Dennoch bin ich optimistisch. Bei meinem letzten Aufenthalt konnte ich eine Block-AG zum Handels- und Gesellschaftsrecht miterleben (und selbst, weil sich dafür nun wirklich niemand gefunden hatte, zum Thema „Internationales Transportrecht“ referieren). Die dortigen AG-Leiter und Referenten aus der Handelsgerichtsbarkeit zeigten sich kenntnisreich, aufgeschlossen und didaktisch hervorragend. Auch ein Besuch beim Handelsgericht und dem dortigen Handelsregister zeigte einen hohen Standard.

 

Die Ausbildung der nachrückenden Juristen wird ihren Teil dazu beitragen, dass das Niveau rasch steigt. Die im Rahmen des Projekts entwickelten Rechtsgrundlagen erschweren unfaires Fortkommen deutlich, indem z.B. eine bestimmte Mindestpunktzahl in den anonymisierten Klausuren erreicht werden muss[11]. Eine Jura-Studentin im achten Semester berichtete, von den 1.400 Erstsemestern seien aufgrund der gestiegenen Anforderungen grade noch 40 übrig, die sich nun auf das Examen vorbereiteten. Sie werden sich – nach einem EU-Beitritt – mit Kollegen aus anderen EU-Ländern messen lassen müssen, die von international tätigen Anwaltskanzleien „importiert“ werden.

 

Niels Focken


[2] Auch wenn hinter der Fassade die Mafia ihr Unwesen treiben und die Korruption blühen soll, vgl. taz vom 08.10.2008.

[3] Hierzu der Bericht in MHR 1/2009, S. 18 - 21

[4] Twinning Project „Further Capacity Building in the Area of Consumer Protection“

[5] Nach anderer Quelle waren zusätzlich zwei Klausuren zu bestehen, nicht anonymisiert und beliebig oft zu wiederholen.

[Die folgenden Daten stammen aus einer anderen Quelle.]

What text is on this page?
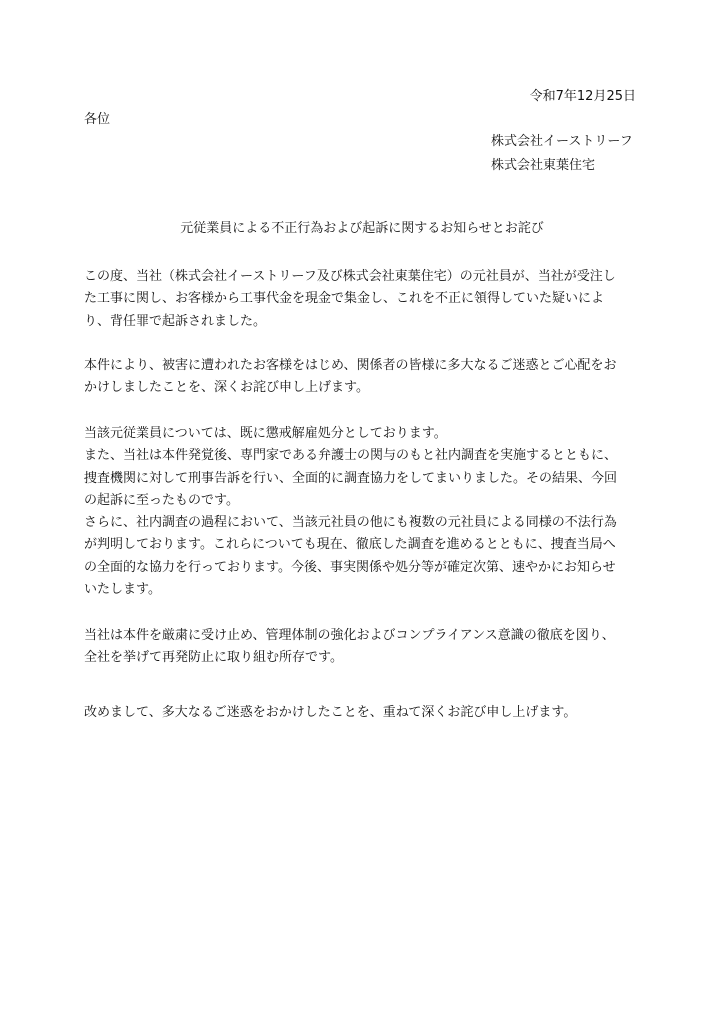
令和7年12月25日
各位
株式会社イーストリーフ
株式会社東葉住宅
元従業員による不正行為および起訴に関するお知らせとお詫び
この度、当社（株式会社イーストリーフ及び株式会社東葉住宅）の元社員が、当社が受注し
た工事に関し、お客様から工事代金を現金で集金し、これを不正に領得していた疑いによ
り、背任罪で起訴されました。
本件により、被害に遭われたお客様をはじめ、関係者の皆様に多大なるご迷惑とご心配をお
かけしましたことを、深くお詫び申し上げます。
当該元従業員については、既に懲戒解雇処分としております。
また、当社は本件発覚後、専門家である弁護士の関与のもと社内調査を実施するとともに、
捜査機関に対して刑事告訴を行い、全面的に調査協力をしてまいりました。その結果、今回
の起訴に至ったものです。
さらに、社内調査の過程において、当該元社員の他にも複数の元社員による同様の不法行為
が判明しております。これらについても現在、徹底した調査を進めるとともに、捜査当局へ
の全面的な協力を行っております。今後、事実関係や処分等が確定次第、速やかにお知らせ
いたします。
当社は本件を厳粛に受け止め、管理体制の強化およびコンプライアンス意識の徹底を図り、
全社を挙げて再発防止に取り組む所存です。
改めまして、多大なるご迷惑をおかけしたことを、重ねて深くお詫び申し上げます。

[6] Siehe hierzu den Artikel im Spiegel vom 19.09.2008 über eine Großrazzia an der Universität Zagreb: “Die Armen müssen halt lernen”, www.spiegel.de/unispiegel/studium/0,1518,579121,00.html . Zu Korruptionsfällen an deutschen Universitäten vgl. die aktuelle Berichterstattung, z.B. in der Süddeutschen Zeitung vom 24.08.2009

[7] EU Phare Project: Support to the Judicial Academy of Croatia: Developing a training system for future judges and prosecutors.

[8] Nicht zu Unrecht wird für jede Übernachtung in Zagreb eine „Kurtaxe“ von 7 Kuna (rund 1 Euro) erhoben.

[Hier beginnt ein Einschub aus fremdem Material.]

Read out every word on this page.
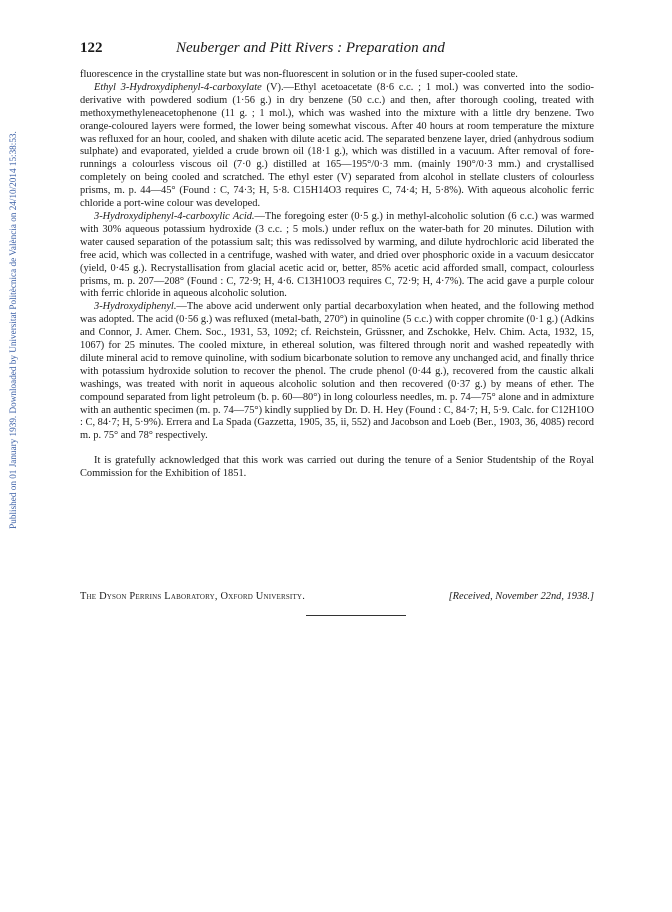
Published on 01 January 1939. Downloaded by Universitat Politècnica de València on 24/10/2014 15:38:53.
122	Neuberger and Pitt Rivers : Preparation and

fluorescence in the crystalline state but was non-fluorescent in solution or in the fused super-cooled state.

Ethyl 3-Hydroxydiphenyl-4-carboxylate (V).—Ethyl acetoacetate (8·6 c.c. ; 1 mol.) was converted into the sodio-derivative with powdered sodium (1·56 g.) in dry benzene (50 c.c.) and then, after thorough cooling, treated with methoxymethyleneacetophenone (11 g. ; 1 mol.), which was washed into the mixture with a little dry benzene. Two orange-coloured layers were formed, the lower being somewhat viscous. After 40 hours at room temperature the mixture was refluxed for an hour, cooled, and shaken with dilute acetic acid. The separated benzene layer, dried (anhydrous sodium sulphate) and evaporated, yielded a crude brown oil (18·1 g.), which was distilled in a vacuum. After removal of fore-runnings a colourless viscous oil (7·0 g.) distilled at 165—195°/0·3 mm. (mainly 190°/0·3 mm.) and crystallised completely on being cooled and scratched. The ethyl ester (V) separated from alcohol in stellate clusters of colourless prisms, m. p. 44—45° (Found : C, 74·3; H, 5·8. C15H14O3 requires C, 74·4; H, 5·8%). With aqueous alcoholic ferric chloride a port-wine colour was developed.

3-Hydroxydiphenyl-4-carboxylic Acid.—The foregoing ester (0·5 g.) in methyl-alcoholic solution (6 c.c.) was warmed with 30% aqueous potassium hydroxide (3 c.c. ; 5 mols.) under reflux on the water-bath for 20 minutes. Dilution with water caused separation of the potassium salt; this was redissolved by warming, and dilute hydrochloric acid liberated the free acid, which was collected in a centrifuge, washed with water, and dried over phosphoric oxide in a vacuum desiccator (yield, 0·45 g.). Recrystallisation from glacial acetic acid or, better, 85% acetic acid afforded small, compact, colourless prisms, m. p. 207—208° (Found : C, 72·9; H, 4·6. C13H10O3 requires C, 72·9; H, 4·7%). The acid gave a purple colour with ferric chloride in aqueous alcoholic solution.

3-Hydroxydiphenyl.—The above acid underwent only partial decarboxylation when heated, and the following method was adopted. The acid (0·56 g.) was refluxed (metal-bath, 270°) in quinoline (5 c.c.) with copper chromite (0·1 g.) (Adkins and Connor, J. Amer. Chem. Soc., 1931, 53, 1092; cf. Reichstein, Grüssner, and Zschokke, Helv. Chim. Acta, 1932, 15, 1067) for 25 minutes. The cooled mixture, in ethereal solution, was filtered through norit and washed repeatedly with dilute mineral acid to remove quinoline, with sodium bicarbonate solution to remove any unchanged acid, and finally thrice with potassium hydroxide solution to recover the phenol. The crude phenol (0·44 g.), recovered from the caustic alkali washings, was treated with norit in aqueous alcoholic solution and then recovered (0·37 g.) by means of ether. The compound separated from light petroleum (b. p. 60—80°) in long colourless needles, m. p. 74—75° alone and in admixture with an authentic specimen (m. p. 74—75°) kindly supplied by Dr. D. H. Hey (Found : C, 84·7; H, 5·9. Calc. for C12H10O : C, 84·7; H, 5·9%). Errera and La Spada (Gazzetta, 1905, 35, ii, 552) and Jacobson and Loeb (Ber., 1903, 36, 4085) record m. p. 75° and 78° respectively.

It is gratefully acknowledged that this work was carried out during the tenure of a Senior Studentship of the Royal Commission for the Exhibition of 1851.

The Dyson Perrins Laboratory, Oxford University.	[Received, November 22nd, 1938.]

[9] Die Projektleitung ihrerseits hatte uns allerdings vorgewarnt, dass wir mit einer solchen Entwicklung rechnen müssten.

[10] „Juristische Methodik“ meint hier das, was man in Deutschland vorwiegend beim Repetitor lernt, ohne wissenschaftlichen Anspruch.

[11] Obwohl ein Anteil der schriftlichen Arbeiten von nur 30% in der Examenswertung für uns immer noch als „verkehrte Welt“ erscheint.